Risk therefore needs to be quantified in order to develop a properly secured infrastructure and mitigate exposure. System assessments and security software selection and implementation, as well as event monitoring, are essential ingredients in the establishment and ongoing success of digital business.
The need to grow digital businesses has started turning cable operators' technical staff and information-technology departments into crucial participants in the success of the enterprise through development of secure infrastructures, security policies and system integrity.
WHAT MUST BE DONE?
As cable operators feel the effects of fragmented markets, limited growth, and competition from Web outlets, they are developing digital strategies to effectively compete and increase brand awareness. System security assessments and network architecture reviews are effective ways to uncover holes in the current security configuration and determine the optimal configuration needed to protect digital businesses.
As small successes are realized in the transition to a digital environment, cable operators will mature their business plans for digital services through set-top boxes and cable modems. This will require further assessment of what is important to secure-content, data, transactions, and so on-and the potential effects on business of not securing those services. Management plays a critical role in identifying critical components of the business and determining the need for security relative to brand and speed to market.
As digitization further affects the business, cable operators will aggressively roll out digital delivery of programming and Web products, and begin to realize success in new services that connect cable customers to operator sites.
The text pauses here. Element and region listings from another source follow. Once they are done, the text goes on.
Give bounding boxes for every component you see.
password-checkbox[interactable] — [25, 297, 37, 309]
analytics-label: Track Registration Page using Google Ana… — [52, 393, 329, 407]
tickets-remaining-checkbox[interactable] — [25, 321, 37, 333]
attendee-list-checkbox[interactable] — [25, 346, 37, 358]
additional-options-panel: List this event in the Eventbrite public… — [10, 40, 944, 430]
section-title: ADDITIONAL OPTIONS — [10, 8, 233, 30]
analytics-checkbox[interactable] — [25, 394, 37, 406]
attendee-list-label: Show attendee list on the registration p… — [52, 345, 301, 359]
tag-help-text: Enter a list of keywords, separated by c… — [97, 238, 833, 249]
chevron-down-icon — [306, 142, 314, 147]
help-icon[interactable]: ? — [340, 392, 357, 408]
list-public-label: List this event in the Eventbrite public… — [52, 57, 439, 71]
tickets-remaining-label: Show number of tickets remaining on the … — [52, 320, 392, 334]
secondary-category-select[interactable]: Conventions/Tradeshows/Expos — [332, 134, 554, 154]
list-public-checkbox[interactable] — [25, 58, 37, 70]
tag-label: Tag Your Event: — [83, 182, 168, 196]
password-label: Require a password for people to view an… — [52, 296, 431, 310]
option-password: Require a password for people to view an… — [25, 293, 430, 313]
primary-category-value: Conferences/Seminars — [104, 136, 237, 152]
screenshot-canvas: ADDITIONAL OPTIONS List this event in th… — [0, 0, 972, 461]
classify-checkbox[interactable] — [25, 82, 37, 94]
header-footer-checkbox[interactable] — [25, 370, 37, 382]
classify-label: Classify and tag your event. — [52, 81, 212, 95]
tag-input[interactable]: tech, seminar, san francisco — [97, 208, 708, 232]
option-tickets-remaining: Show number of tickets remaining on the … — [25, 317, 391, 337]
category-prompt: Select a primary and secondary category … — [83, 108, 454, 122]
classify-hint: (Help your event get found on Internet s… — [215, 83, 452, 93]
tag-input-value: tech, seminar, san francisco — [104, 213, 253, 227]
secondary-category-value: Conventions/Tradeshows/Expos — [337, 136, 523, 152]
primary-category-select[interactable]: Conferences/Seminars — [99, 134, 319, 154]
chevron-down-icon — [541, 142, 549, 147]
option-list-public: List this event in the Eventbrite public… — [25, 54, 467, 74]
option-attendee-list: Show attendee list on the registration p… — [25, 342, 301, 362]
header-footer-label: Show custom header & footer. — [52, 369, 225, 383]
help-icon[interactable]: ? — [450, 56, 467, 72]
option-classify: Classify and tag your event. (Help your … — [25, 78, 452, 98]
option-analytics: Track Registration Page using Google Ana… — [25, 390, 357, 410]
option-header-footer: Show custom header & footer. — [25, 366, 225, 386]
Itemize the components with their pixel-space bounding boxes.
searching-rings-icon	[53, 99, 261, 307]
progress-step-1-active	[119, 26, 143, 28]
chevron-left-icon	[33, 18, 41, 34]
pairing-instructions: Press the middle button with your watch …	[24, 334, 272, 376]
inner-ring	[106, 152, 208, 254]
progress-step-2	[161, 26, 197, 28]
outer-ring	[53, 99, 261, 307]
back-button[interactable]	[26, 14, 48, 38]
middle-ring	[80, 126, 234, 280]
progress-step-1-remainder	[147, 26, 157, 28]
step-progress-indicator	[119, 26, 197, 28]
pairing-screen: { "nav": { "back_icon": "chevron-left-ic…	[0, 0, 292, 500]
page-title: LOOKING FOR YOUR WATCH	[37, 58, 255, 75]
At this point, privacy issues become prevalent as more users connect to cable-operator systems.
Information asset protection and security policy development are appropriate tools here. In addition, the role of privacy regulations needs to be included in decisions involving protection of data and maintenance of trust.
As digital distribution approaches saturation levels and becomes a common platform for all manners of transactions, encryption technologies such as public key infrastructure will become important.
The key, however, is to start early, addressing security and privacy concerns before functional infrastructures are in place. Tackling security and privacy issues on a system that is already up and running is more difficult, costly and time consuming. But with forethought and teamwork among those responsible for IT, operations and strategy, cable operators will be able to seize the many opportunities as we move into the digital age.
Julius Adams is principal of the Media & Entertainment Practice at IFsec, a New York-based network and information security firm.